MOYEN ANNEXE au présent arrêt
Moyen produit par Me Le Prado, avocat de la société Mafate, et autres
Il est fait grief à l'arrêt attaqué :
D'AVOIR prononcé la nullité de l'apport en numéraire effectué par Monsieur Thierry X... au capital de la SCI MAFATE et la nullité de cette société sur le fondement de la fraude ayant pour conséquence sa dissolution, et, par suite, d'avoir alloué à Madame Catherine Y... la somme de 5.000 à titre de dommages-intérêts en réparation du préjudice moral qui lui a été causé par la constitution frauduleuse de la SCI MAFATE (arrêt attaqué, p. 5) ;
AUX MOTIFS QUE « en principe, Thierry X... pouvait, après s'être acquitté des charges du mariage, librement effectuer l'apport en numéraire litigieux au moyen de ses gains ou salaires (article 223 du Code civil). Ce n'est que si l'apport était constitué par des deniers communs qu'il était tenu de procéder à l'information de son épouse prévue par l'article 1832-2 du Code civil. Il convient d'admettre que tel était le cas, puisque l'intimé ne conclut que sur la prescription de l'action exercée par l'appelante. Le premier juge a considéré à bon droit que l'article 1427 du Code civil, auquel renvoie l'article 1832-2 du Code civil, qui permet au conjoint d'exercer une action en nullité pendant deux années à partir du jour où il a eu connaissance de l'acte par lequel son époux a outrepassé ses pouvoirs sur les biens communs, dérogeait à la règle générale de la suspension de la prescription entre époux édictée par l'article 2253 du Code civil. La cour ne peut également que l'approuver d'avoir dit que le délai de prescription avait commencé à courir dès que l'appelante a eu connaissance de l'existence de la SCI MAFATE, soit au cours de l'année 1999. En effet, rien ne l'empêchait de prendre connaissance des statuts mentionnant les apports de chaque associé et de constater aussitôt le caractère fictif de l'apport en biens propres effectué par son mari, puisqu'elle avait une parfaite connaissance des difficultés financières du donateur.
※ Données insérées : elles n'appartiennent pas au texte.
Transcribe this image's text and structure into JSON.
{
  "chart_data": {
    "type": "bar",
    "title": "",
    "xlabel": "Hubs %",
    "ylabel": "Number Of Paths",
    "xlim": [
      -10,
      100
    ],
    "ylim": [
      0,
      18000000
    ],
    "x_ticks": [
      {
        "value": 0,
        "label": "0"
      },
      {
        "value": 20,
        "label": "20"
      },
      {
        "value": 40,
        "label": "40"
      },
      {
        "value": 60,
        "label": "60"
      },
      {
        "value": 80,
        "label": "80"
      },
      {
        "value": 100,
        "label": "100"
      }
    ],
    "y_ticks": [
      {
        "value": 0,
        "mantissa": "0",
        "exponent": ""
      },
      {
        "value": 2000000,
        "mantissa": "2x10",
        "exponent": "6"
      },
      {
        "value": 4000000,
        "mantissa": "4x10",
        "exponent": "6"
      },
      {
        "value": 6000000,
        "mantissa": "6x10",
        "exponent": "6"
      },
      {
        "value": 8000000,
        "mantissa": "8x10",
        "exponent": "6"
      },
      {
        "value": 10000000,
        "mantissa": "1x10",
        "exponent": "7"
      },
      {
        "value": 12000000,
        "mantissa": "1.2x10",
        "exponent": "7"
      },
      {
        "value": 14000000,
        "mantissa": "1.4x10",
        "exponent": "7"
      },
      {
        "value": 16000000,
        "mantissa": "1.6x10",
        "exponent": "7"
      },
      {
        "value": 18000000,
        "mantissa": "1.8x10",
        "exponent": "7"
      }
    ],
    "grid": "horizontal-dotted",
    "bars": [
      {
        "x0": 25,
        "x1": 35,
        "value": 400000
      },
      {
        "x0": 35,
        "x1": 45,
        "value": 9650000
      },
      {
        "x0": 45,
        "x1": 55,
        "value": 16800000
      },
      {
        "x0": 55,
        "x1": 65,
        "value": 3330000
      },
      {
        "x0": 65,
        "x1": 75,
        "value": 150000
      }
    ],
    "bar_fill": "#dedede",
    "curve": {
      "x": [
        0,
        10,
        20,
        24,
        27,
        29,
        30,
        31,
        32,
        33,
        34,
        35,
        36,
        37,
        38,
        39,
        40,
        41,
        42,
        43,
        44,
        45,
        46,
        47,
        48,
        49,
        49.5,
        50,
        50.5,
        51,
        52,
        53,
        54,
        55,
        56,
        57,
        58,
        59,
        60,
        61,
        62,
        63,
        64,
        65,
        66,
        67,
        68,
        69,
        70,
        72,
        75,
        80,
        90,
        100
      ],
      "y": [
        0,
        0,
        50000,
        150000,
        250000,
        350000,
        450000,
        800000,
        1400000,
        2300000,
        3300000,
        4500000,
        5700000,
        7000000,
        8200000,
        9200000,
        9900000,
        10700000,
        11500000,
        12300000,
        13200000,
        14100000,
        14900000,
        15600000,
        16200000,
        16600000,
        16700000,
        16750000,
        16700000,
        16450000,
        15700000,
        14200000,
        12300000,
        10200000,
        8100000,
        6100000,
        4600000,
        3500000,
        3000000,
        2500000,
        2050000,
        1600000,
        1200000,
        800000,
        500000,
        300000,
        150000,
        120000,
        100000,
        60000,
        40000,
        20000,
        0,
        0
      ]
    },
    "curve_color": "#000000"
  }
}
La prescription de l'action engagée sur ce fondement est donc acquise » (arrêt attaqué, p. 4) ;
ET AUX MOTIFS QUE « si Thierry X... avait effectivement disposé de fonds propres pour faire son apport au capital de la société, la communauté n'aurait eu aucun droit sur les parts sociales. En établissant que l'apport effectué par son époux est en réalité constitué par un don manuel fictif, l'appelante démontre la fraude de son époux qui, par ce moyen, a voulu porter atteinte à ses droits. L'intimé n'est pas fondé à opposer encore la prescription, car l'action en nullité fondée sur la fraude ne se confond pas avec celle que prévoit l'article 1427 du Code civil et se prescrit donc par trente ans. Il convient donc de prononcer la nullité de l'apport en numéraire au capital de la SCI Mafate effectué par Thierry X.... Cette nullité entraîne par voie de conséquence la nullité de la société, créée dans le seul but de faire échapper les parts sociales de Thierry X... à la communauté, avec la complicité de Madame Catherine B..., seule associée, qui, compte-tenu des liens existant entre eux, ne pouvait ignorer la fraude envisagée et a ainsi concouru à sa réalisation. La nullité de la SCI MAFATE produit les effets d'une dissolution prononcée par justice » (arrêt attaqué, p. 4) ;
ALORS QUE, d'une part, les actes accomplis par un époux, hors des limites de ses pouvoirs, relèvent de l'action en nullité de l'article 1427 du Code civil soumise à la prescription de deux ans et non des textes frappant les actes frauduleux, lesquels ne trouvent à s'appliquer qu'à défaut d'autre sanction ; que l'action fondée sur la fraude et prévue à l'article 1421 du Code civil est par conséquent subsidiaire à celle fondée sur le dépassement de pouvoirs et prévue par l'article 1427 du Code civil ; qu'en examinant l'action sur le fondement qu'elle estimait applicable de l'article 1427 du Code civil puis, parce que cette action était prescrite, sur le fondement de l'article 1421 du Code civil, pour finalement l'accueillir, la Cour d'appel de LYON a méconnu la subsidiarité de l'action fondée sur l'article 1421 du Code civil et, partant, a violé les articles 1421 et 1427 du Code civil ;
ALORS QUE, d'autre part, chacun des époux a le pouvoir d'administrer seul les biens communs et d'en disposer, sauf à répondre des fautes qu'il aurait commises dans sa gestion ; que les actes accomplis sans fraude par un conjoint sont opposables à l'autre ; que si l'un des époux a outrepassé ses pouvoirs sur les biens communs, l'autre, à moins qu'il n'ait ratifié l'acte, peut en demander l'annulation pendant deux années à partir du jour où il a eu connaissance de l'acte, sans pouvoir jamais être intentée plus de deux ans après la dissolution de la communauté ; que l'apport au capital de la SCI MAFATE a été réalisé par Monsieur Thierry X... le 31 janvier 1998 ; que Madame Catherine Y... a eu connaissance de l'existence de cette société et du caractère fictif de l'apport en biens propres effectué par son mari au cours de la première procédure de divorce, en 1999 ; que son action en nullité de la SCI MAFATE était donc prescrite deux années plus tard, soit au cours de l'année 2001 ; qu'en considérant néanmoins que l'action intentée par Madame Catherine Y... le 17 juin 2006 n'était pas prescrite au motif que l'action en nullité fondée sur la fraude ne se confond pas avec celle que prévoit l'article 1427 du Code civil et se prescrit par trente ans, la Cour d'appel de LYON a violé les articles 1421 et 1427 du Code civil.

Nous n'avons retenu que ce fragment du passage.